Map onto Phoenix's stream/3 underneath, so the wire diff ships only the new turn instead of the whole array. @messages in the template renders via Phoenix.LiveView's stream rendering loops without the user having to know. Solves the perf cliff at scale.


What I'd build next

The fastest test of these ideas would be a small layer on top of the existing async machinery:

  1. Build cancel :name in Lavash.Lifecycle.AsyncRuntime — track the task pid in socket private state, cancel does Process.exit(pid, :kill). Doesn't need any new DSL, just an addition to the existing async :foo declaration.

  2. Add when clause to message — small change to Lavash.Lifecycle.MessagesMacro to capture the guard, runtime dispatcher checks it before invoking the body. The guard sees socket.assigns and pattern binds.

  3. Then revisit whether async_stream and stream :name want their own DSL or whether they fold into the existing surface.
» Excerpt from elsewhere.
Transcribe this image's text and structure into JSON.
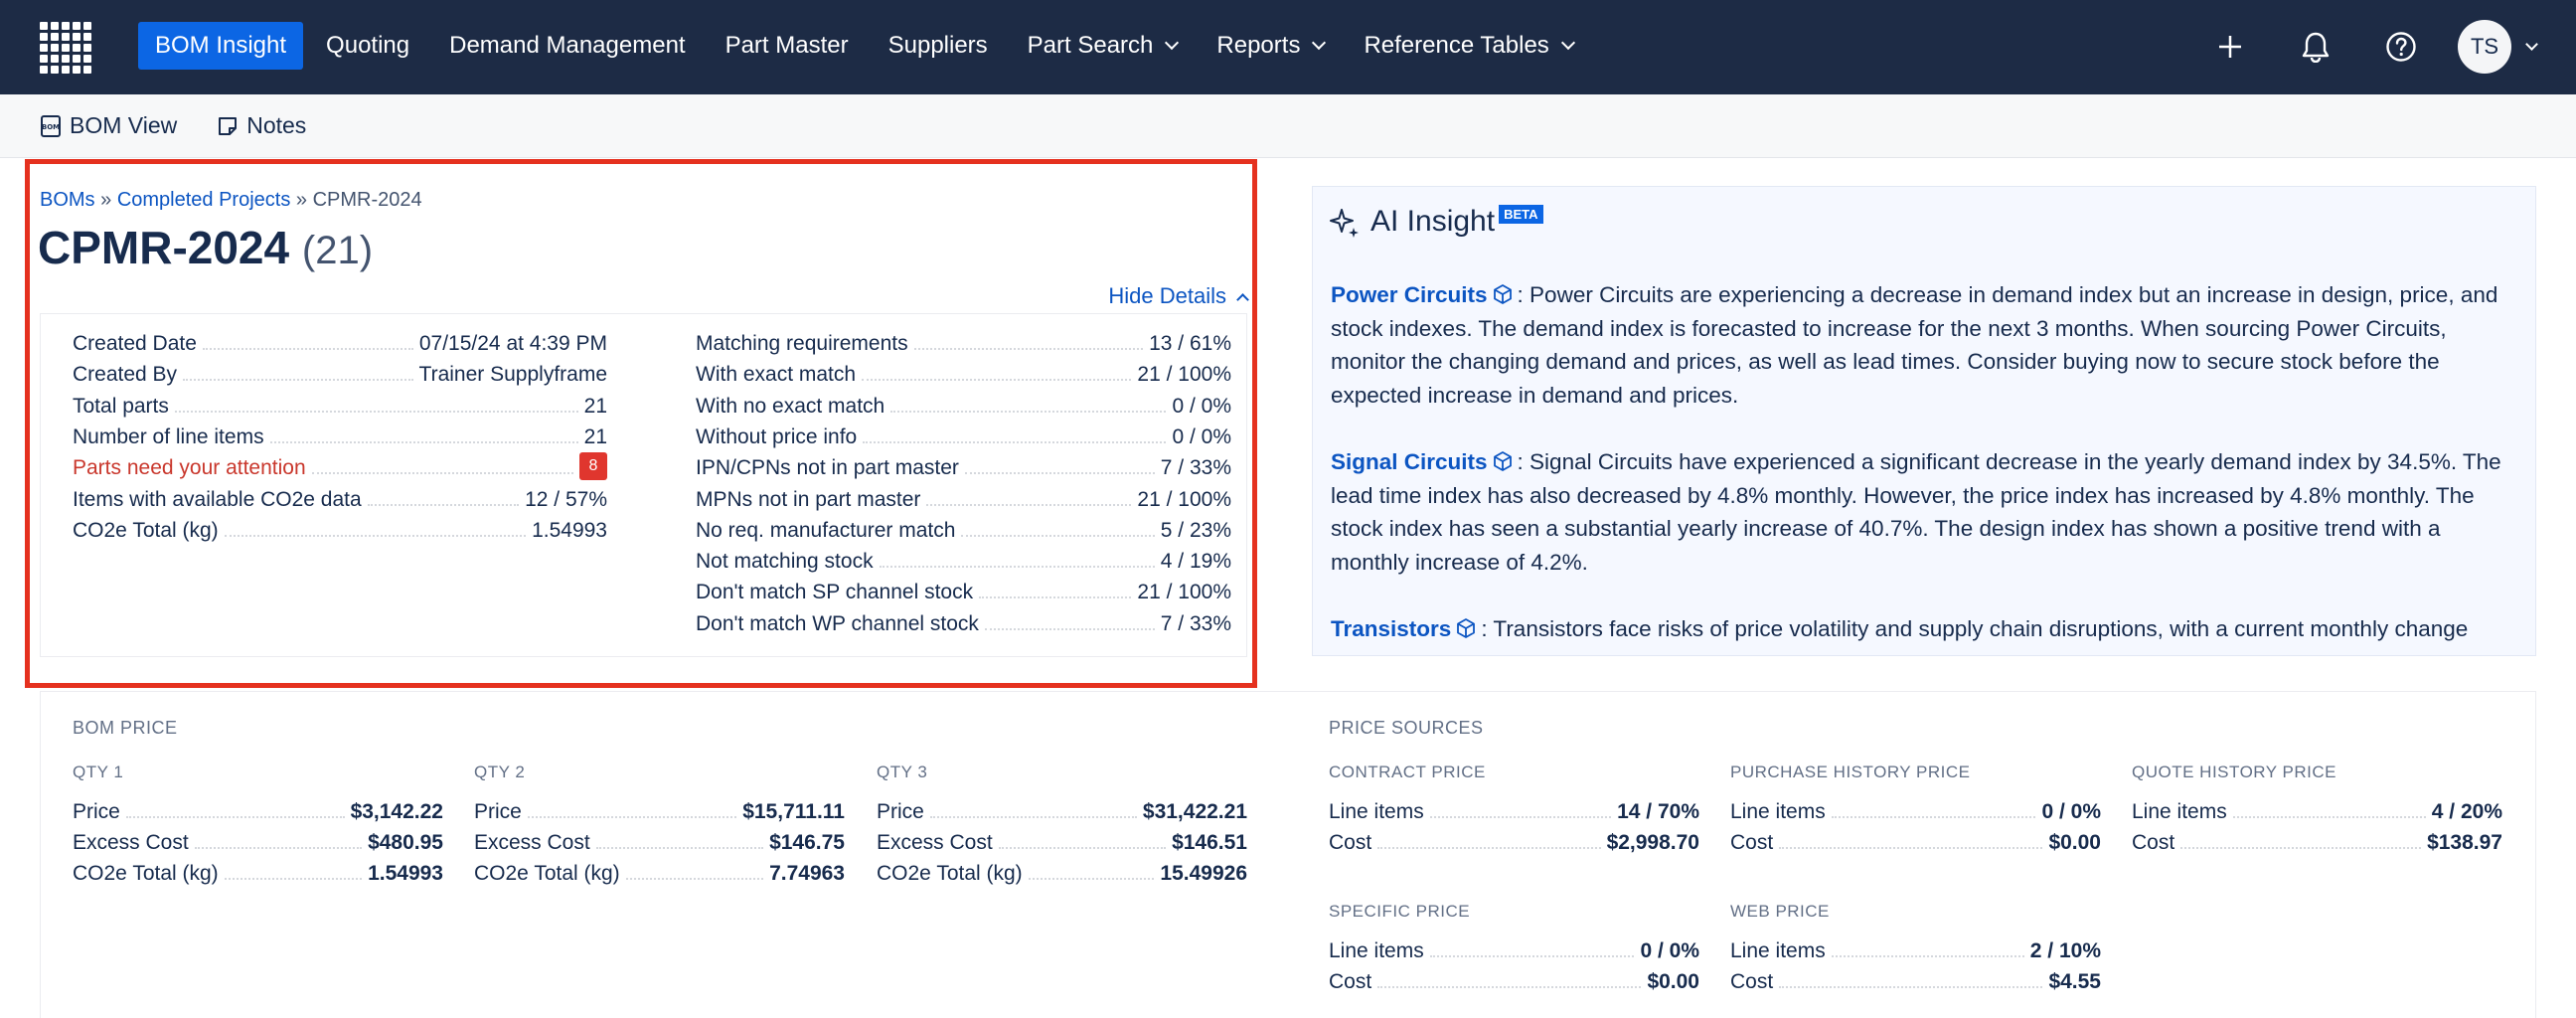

The chat demo is the regression test for all three: a working implementation of streaming chat at every step of this evolution, so we can see the DSL get cleaner as we add primitives rather than just adding new surface.


TL;DR

Streaming chat works in lavash today, but the implementation leans on run fn socket -> Lavash.Socket.put_state(...) end escape hatches for chunk handling, a manual conversation_id counter to fake cancellation, and Task.start/1 for the unsupervised task itself.

Three small additions — async_stream with cancellation, guard clauses on message, stream :name field flavor — would let the same demo be written entirely in declarative DSL with no escape hatches.